Joe Calderone

Joe Calderone

Adjunct Faculty

A veteran of the New York City press corps, Joe Calderone has more than 15 years of experience as an investigative reporter, covering politics, health care, labor and city government.

During his six years at The New York Daily News, he served as an investigative reporter, Chief of Investigations, and Investigations Editor, leading a team of investigative reporters assigned to cover New York City issues. Before joining the News, Calderone worked for a dozen years at Newsday and New York Newsday, where he covered City Hall and also served on the newspaper’s Investigations Team under legendary editor Bob Greene, a founder of Investigative Reporters & Editors (IRE). In 1984, Calderone was a member of a team of Newsday reporters that won a Pulitzer Prize for local reporting on the Baby Jane Doe case.
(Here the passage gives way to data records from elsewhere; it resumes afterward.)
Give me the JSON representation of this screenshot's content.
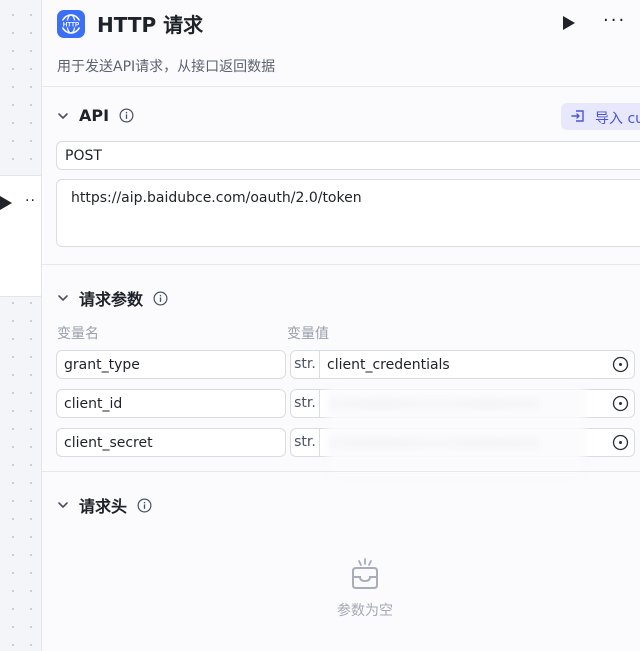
{
  "node": {
    "title": "HTTP 请求",
    "description": "用于发送API请求，从接口返回数据",
    "logo_text": "HTTP",
    "logo_color": "#3b6ff5"
  },
  "header": {
    "run_icon": "play-icon",
    "more_icon": "more-icon"
  },
  "api_section": {
    "title": "API",
    "import_label": "导入 cu",
    "method": "POST",
    "url": "https://aip.baidubce.com/oauth/2.0/token"
  },
  "params_section": {
    "title": "请求参数",
    "col_name": "变量名",
    "col_value": "变量值",
    "rows": [
      {
        "name": "grant_type",
        "type": "str.",
        "value": "client_credentials"
      },
      {
        "name": "client_id",
        "type": "str.",
        "value": ""
      },
      {
        "name": "client_secret",
        "type": "str.",
        "value": ""
      }
    ]
  },
  "headers_section": {
    "title": "请求头",
    "empty_text": "参数为空"
  },
  "colors": {
    "accent": "#4c54d6",
    "import_bg": "#e7e8fb"
  }
}
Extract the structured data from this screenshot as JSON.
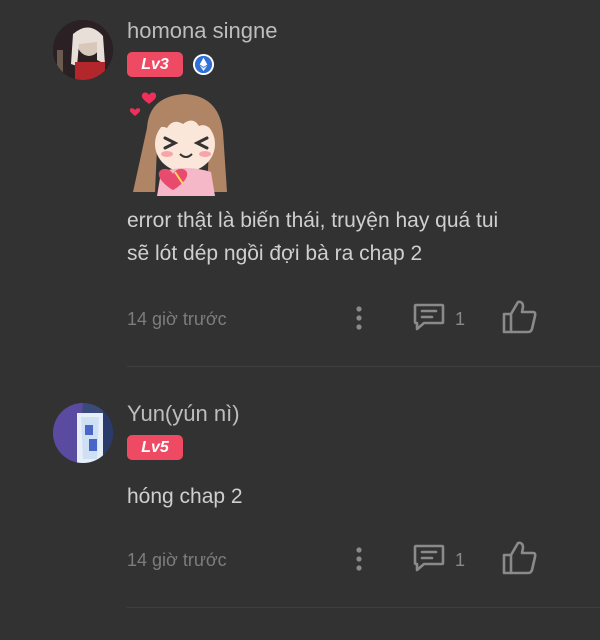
{
  "comments": [
    {
      "username": "homona singne",
      "level": "Lv3",
      "verified": true,
      "text_lines": [
        "error thật là biến thái, truyện hay quá tui",
        "sẽ lót dép ngồi đợi bà ra chap 2"
      ],
      "time": "14 giờ trước",
      "reply_count": "1",
      "has_sticker": true
    },
    {
      "username": "Yun(yún nì)",
      "level": "Lv5",
      "verified": false,
      "text_lines": [
        "hóng chap 2"
      ],
      "time": "14 giờ trước",
      "reply_count": "1",
      "has_sticker": false
    }
  ],
  "colors": {
    "background": "#323232",
    "level_badge": "#ef4a63",
    "verified_badge": "#2f6fd6",
    "muted_text": "#7d7d7d"
  },
  "icons": [
    "more-options-icon",
    "reply-icon",
    "like-icon",
    "verified-icon"
  ]
}
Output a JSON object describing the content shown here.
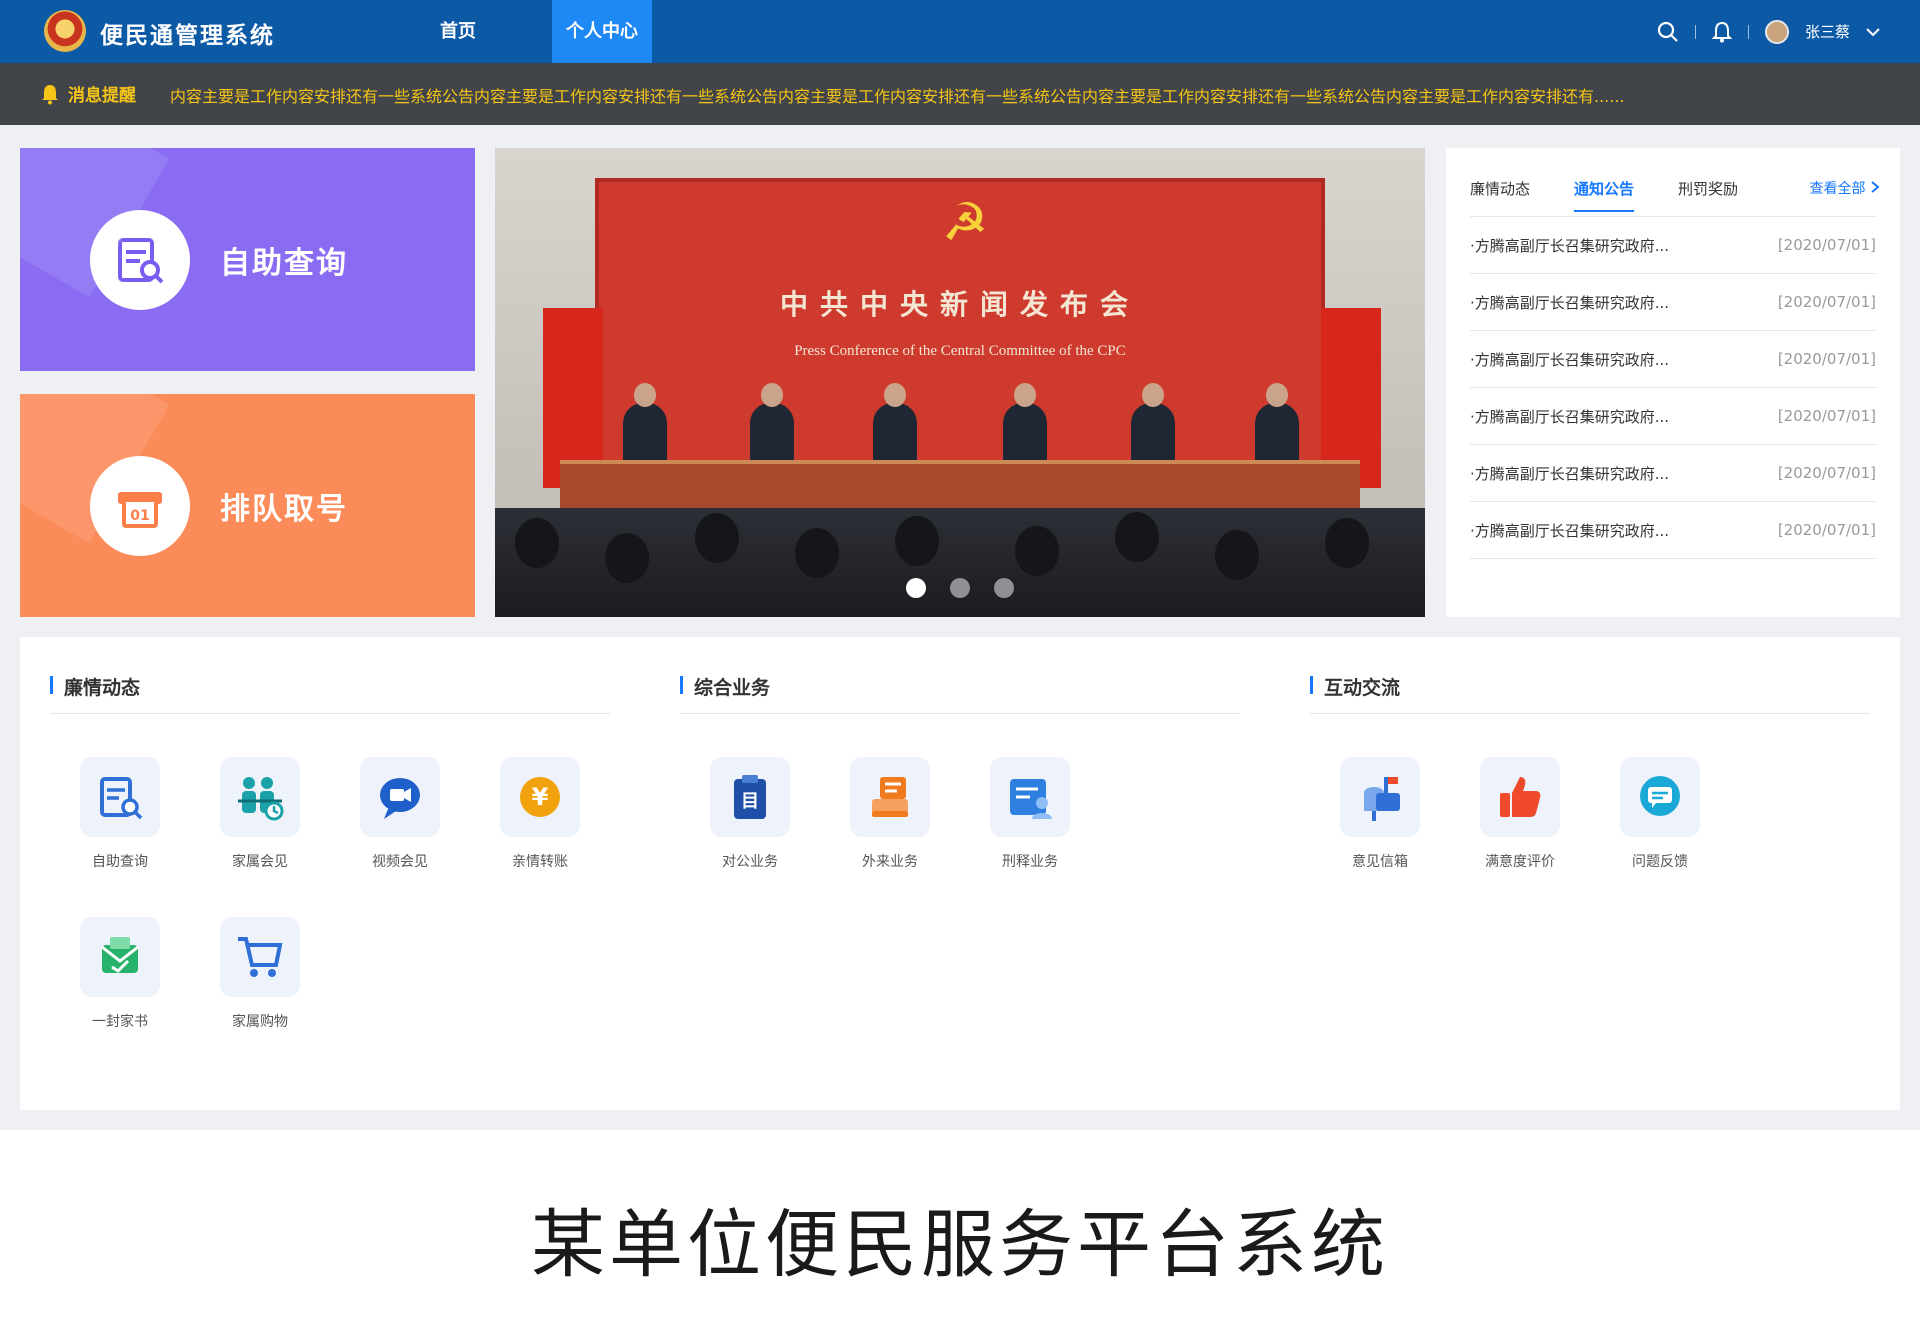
{
  "header": {
    "app_title": "便民通管理系统",
    "nav": {
      "home": "首页",
      "personal": "个人中心"
    },
    "user_name": "张三蔡"
  },
  "notice_bar": {
    "label": "消息提醒",
    "text": "内容主要是工作内容安排还有一些系统公告内容主要是工作内容安排还有一些系统公告内容主要是工作内容安排还有一些系统公告内容主要是工作内容安排还有一些系统公告内容主要是工作内容安排还有......"
  },
  "tiles": {
    "self_query": "自助查询",
    "queue": "排队取号"
  },
  "banner": {
    "title_cn": "中共中央新闻发布会",
    "title_en": "Press Conference of the Central Committee of the CPC",
    "slide_count": 3,
    "active_slide": 1
  },
  "notice_panel": {
    "tabs": [
      "廉情动态",
      "通知公告",
      "刑罚奖励"
    ],
    "active_tab": "通知公告",
    "view_all": "查看全部",
    "items": [
      {
        "title": "·方腾高副厅长召集研究政府...",
        "date": "[2020/07/01]"
      },
      {
        "title": "·方腾高副厅长召集研究政府...",
        "date": "[2020/07/01]"
      },
      {
        "title": "·方腾高副厅长召集研究政府...",
        "date": "[2020/07/01]"
      },
      {
        "title": "·方腾高副厅长召集研究政府...",
        "date": "[2020/07/01]"
      },
      {
        "title": "·方腾高副厅长召集研究政府...",
        "date": "[2020/07/01]"
      },
      {
        "title": "·方腾高副厅长召集研究政府...",
        "date": "[2020/07/01]"
      }
    ]
  },
  "services": {
    "sections": [
      {
        "title": "廉情动态",
        "items": [
          {
            "label": "自助查询",
            "icon": "document-search-icon",
            "color": "#2f6fd6"
          },
          {
            "label": "家属会见",
            "icon": "family-visit-icon",
            "color": "#1aa2a8"
          },
          {
            "label": "视频会见",
            "icon": "video-call-icon",
            "color": "#1f5fc9"
          },
          {
            "label": "亲情转账",
            "icon": "yen-transfer-icon",
            "color": "#f2a20c"
          },
          {
            "label": "一封家书",
            "icon": "letter-icon",
            "color": "#27b36b"
          },
          {
            "label": "家属购物",
            "icon": "shopping-cart-icon",
            "color": "#2f6fd6"
          }
        ]
      },
      {
        "title": "综合业务",
        "items": [
          {
            "label": "对公业务",
            "icon": "clipboard-icon",
            "color": "#1f4fa8"
          },
          {
            "label": "外来业务",
            "icon": "stamp-icon",
            "color": "#f07a1e"
          },
          {
            "label": "刑释业务",
            "icon": "id-card-icon",
            "color": "#2f7fe0"
          }
        ]
      },
      {
        "title": "互动交流",
        "items": [
          {
            "label": "意见信箱",
            "icon": "mailbox-icon",
            "color": "#2f6fd6"
          },
          {
            "label": "满意度评价",
            "icon": "thumbs-up-icon",
            "color": "#ef4a2b"
          },
          {
            "label": "问题反馈",
            "icon": "chat-bubble-icon",
            "color": "#1aa8d6"
          }
        ]
      }
    ]
  },
  "caption": "某单位便民服务平台系统",
  "colors": {
    "header": "#0c5aa6",
    "nav_active": "#1e88f5",
    "notice_bg": "#414448",
    "notice_text": "#f5c518",
    "tile_query": "#8a6cf3",
    "tile_queue": "#fb8c5a",
    "accent": "#1677ff"
  }
}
At the Daily News, Calderone spearheaded a groundbreaking series on the city’s asthma epidemic. The series won the Deadline Club’s highest honor, the Public Service Award, and the Associated Press First Place Award for Depth Reporting in New York State. After the series was published, the city health department made fighting asthma a top priority.

More recently, Calderone co-authored stories exposing understaffing in city nursing homes and abuses among guardians appointed to protect the assets of incapacitated elderly clients. The nursing home series won the 1999 Society of Silurians Award for Investigative Reporting. Calderone also has worked as a private investigator at Kroll Associates, a global risk consulting company specializing in investigative, intelligence and security services. He also served as press secretary to former Nassau County Executive Tom Suozzi and currently is Vice President of Market Development & Public Affairs at the Long Island Rail Road. His students at NYU have won national awards for exposing weaknesses in how NYU reports campus crime. More recently, his graduate students produced a series on substandard living conditions at public housing projects in the East Village.